COVID-19 spreads rapidly, and it can spread without a trace of symptoms. The longer selfish ways of thinking and acting continue, the more it will spread. The more it spreads, the longer the world stays on lockdown. And the more it spreads, the more people fall severely ill.
Maybe COVID-19 caused your plans to be canceled. Maybe you had to give up your spring break or your big birthday party. Many of us had to give up significant “lasts” in our lives: championship games, final sports seasons, graduations, senior proms or just final days with our friends before we move on to the next chapter of our lives.
And, yes, losing those “lasts” hurts. It will always hurt.
But it could never compare to the pain of watching a loved one die alone of COVID-19 because no one could be in the room with them for safety reasons. That is the reality some people are living with. That is the reality we are trying to put an end to.
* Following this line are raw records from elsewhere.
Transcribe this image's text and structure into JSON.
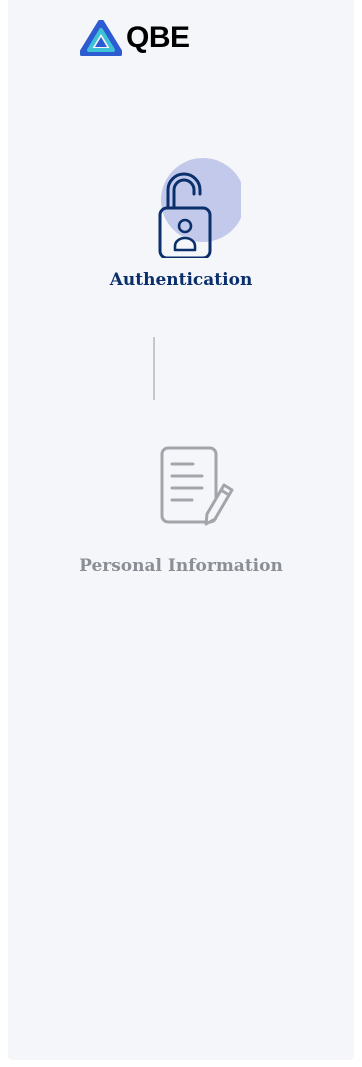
{
  "brand": {
    "name": "QBE",
    "logo_icon": "qbe-logo-icon",
    "color_primary": "#2d5bd1",
    "color_accent": "#3ec3d6"
  },
  "steps": [
    {
      "label": "Authentication",
      "icon": "unlocked-padlock-user-icon",
      "state": "active",
      "color": "#0a2f6b",
      "highlight_color": "#c3c9ea"
    },
    {
      "label": "Personal Information",
      "icon": "document-edit-icon",
      "state": "inactive",
      "color": "#8a8f96"
    }
  ]
}
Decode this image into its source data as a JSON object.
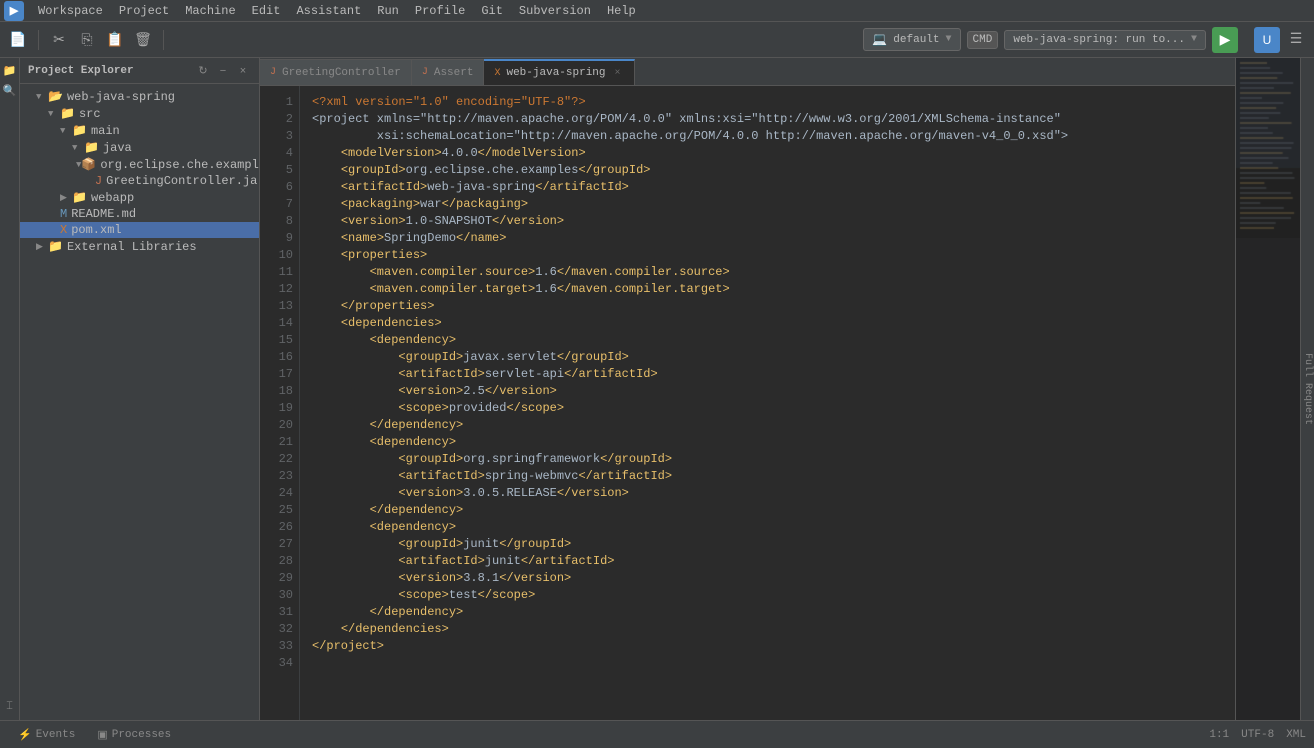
{
  "menubar": {
    "items": [
      "Workspace",
      "Project",
      "Machine",
      "Edit",
      "Assistant",
      "Run",
      "Profile",
      "Git",
      "Subversion",
      "Help"
    ]
  },
  "toolbar": {
    "run_config": {
      "type_label": "CMD",
      "config_name": "web-java-spring: run to...",
      "env_label": "default"
    }
  },
  "project_explorer": {
    "title": "Project Explorer",
    "root": "web-java-spring",
    "tree": [
      {
        "level": 1,
        "name": "web-java-spring",
        "type": "project",
        "expanded": true
      },
      {
        "level": 2,
        "name": "src",
        "type": "folder",
        "expanded": true
      },
      {
        "level": 3,
        "name": "main",
        "type": "folder",
        "expanded": true
      },
      {
        "level": 4,
        "name": "java",
        "type": "folder",
        "expanded": true
      },
      {
        "level": 5,
        "name": "org.eclipse.che.example...",
        "type": "package",
        "expanded": true
      },
      {
        "level": 6,
        "name": "GreetingController.ja...",
        "type": "java"
      },
      {
        "level": 3,
        "name": "webapp",
        "type": "folder"
      },
      {
        "level": 2,
        "name": "README.md",
        "type": "md"
      },
      {
        "level": 2,
        "name": "pom.xml",
        "type": "xml",
        "selected": true
      },
      {
        "level": 1,
        "name": "External Libraries",
        "type": "folder"
      }
    ]
  },
  "tabs": [
    {
      "label": "GreetingController",
      "type": "java",
      "active": false
    },
    {
      "label": "Assert",
      "type": "java",
      "active": false
    },
    {
      "label": "web-java-spring",
      "type": "xml",
      "active": true,
      "closeable": true
    }
  ],
  "code": {
    "lines": [
      {
        "n": 1,
        "text": "<?xml version=\"1.0\" encoding=\"UTF-8\"?>"
      },
      {
        "n": 2,
        "text": "<project xmlns=\"http://maven.apache.org/POM/4.0.0\" xmlns:xsi=\"http://www.w3.org/2001/XMLSchema-instance\""
      },
      {
        "n": 3,
        "text": "         xsi:schemaLocation=\"http://maven.apache.org/POM/4.0.0 http://maven.apache.org/maven-v4_0_0.xsd\">"
      },
      {
        "n": 4,
        "text": "    <modelVersion>4.0.0</modelVersion>"
      },
      {
        "n": 5,
        "text": "    <groupId>org.eclipse.che.examples</groupId>"
      },
      {
        "n": 6,
        "text": "    <artifactId>web-java-spring</artifactId>"
      },
      {
        "n": 7,
        "text": "    <packaging>war</packaging>"
      },
      {
        "n": 8,
        "text": "    <version>1.0-SNAPSHOT</version>"
      },
      {
        "n": 9,
        "text": "    <name>SpringDemo</name>"
      },
      {
        "n": 10,
        "text": "    <properties>"
      },
      {
        "n": 11,
        "text": "        <maven.compiler.source>1.6</maven.compiler.source>"
      },
      {
        "n": 12,
        "text": "        <maven.compiler.target>1.6</maven.compiler.target>"
      },
      {
        "n": 13,
        "text": "    </properties>"
      },
      {
        "n": 14,
        "text": "    <dependencies>"
      },
      {
        "n": 15,
        "text": "        <dependency>"
      },
      {
        "n": 16,
        "text": "            <groupId>javax.servlet</groupId>"
      },
      {
        "n": 17,
        "text": "            <artifactId>servlet-api</artifactId>"
      },
      {
        "n": 18,
        "text": "            <version>2.5</version>"
      },
      {
        "n": 19,
        "text": "            <scope>provided</scope>"
      },
      {
        "n": 20,
        "text": "        </dependency>"
      },
      {
        "n": 21,
        "text": "        <dependency>"
      },
      {
        "n": 22,
        "text": "            <groupId>org.springframework</groupId>"
      },
      {
        "n": 23,
        "text": "            <artifactId>spring-webmvc</artifactId>"
      },
      {
        "n": 24,
        "text": "            <version>3.0.5.RELEASE</version>"
      },
      {
        "n": 25,
        "text": "        </dependency>"
      },
      {
        "n": 26,
        "text": "        <dependency>"
      },
      {
        "n": 27,
        "text": "            <groupId>junit</groupId>"
      },
      {
        "n": 28,
        "text": "            <artifactId>junit</artifactId>"
      },
      {
        "n": 29,
        "text": "            <version>3.8.1</version>"
      },
      {
        "n": 30,
        "text": "            <scope>test</scope>"
      },
      {
        "n": 31,
        "text": "        </dependency>"
      },
      {
        "n": 32,
        "text": "    </dependencies>"
      },
      {
        "n": 33,
        "text": "</project>"
      },
      {
        "n": 34,
        "text": ""
      }
    ]
  },
  "status_bar": {
    "position": "1:1",
    "encoding": "UTF-8",
    "file_type": "XML"
  },
  "footer": {
    "tabs": [
      "Events",
      "Processes"
    ],
    "right_panel_label": "Full Request"
  }
}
Outside of health factors, there are people who have lost jobs due to business closures. There are people who are now uncertain about their financial status and whether or not they will be able to continue to put food on the table for their families. There are children whose only escape from a difficult home life was school. Now, those children have to remain in an unhealthy environment 24/7 for an unknown amount of time.
There are nurses and doctors wearing themselves down beyond the point of exhaustion in overcrowded healthcare facilities as they fight to provide for the sick and suffering.
Failing to recognize the privilege that healthy people, people with steady employment and people with positive home situations have right now is selfish. This way of thinking dehumanizes the elderly, the ill and the poor. It says that the lives of young, healthy people who want to overcrowd Bourbon Street because they are privileged enough to not be at high-risk for severe COVID-19 symptoms are more important than the lives of nursing home residents.
In Harry Potter and the Goblet of Fire, Albus Dumbledore says, “There will be a time when we must choose between what is easy and what is right.” For the healthy, the employed, the people with steady home lives, that time is now. Recognize your privilege. Make the right choices. Make the choices that contribute to the good.
Now is the time for realizing that we are all in this fight together. This virus, while devastating, has the potential to bring out the best in humanity. It has the potential, in a world that is so divided and broken, to show us that looking out for our neighbor goes a long way. It has the potential to transform us for good and make us better humans.
Stay home. Only leave your house for necessary reasons, such as work or grocery store runs. Wash your hands. Be kind to restaurant employees and grocery store workers. Support local small businesses. If you have the resources, consider making donations to food banks.
When this pandemic is over and the world finds its new normal once again and we are able to look back on this crisis, would you rather be someone who selfishly and continuously contributed to the escalation of the virus, or would you rather be someone who did everything in their power to look out for the vulnerable?
Do not do what is easy. Do what is right.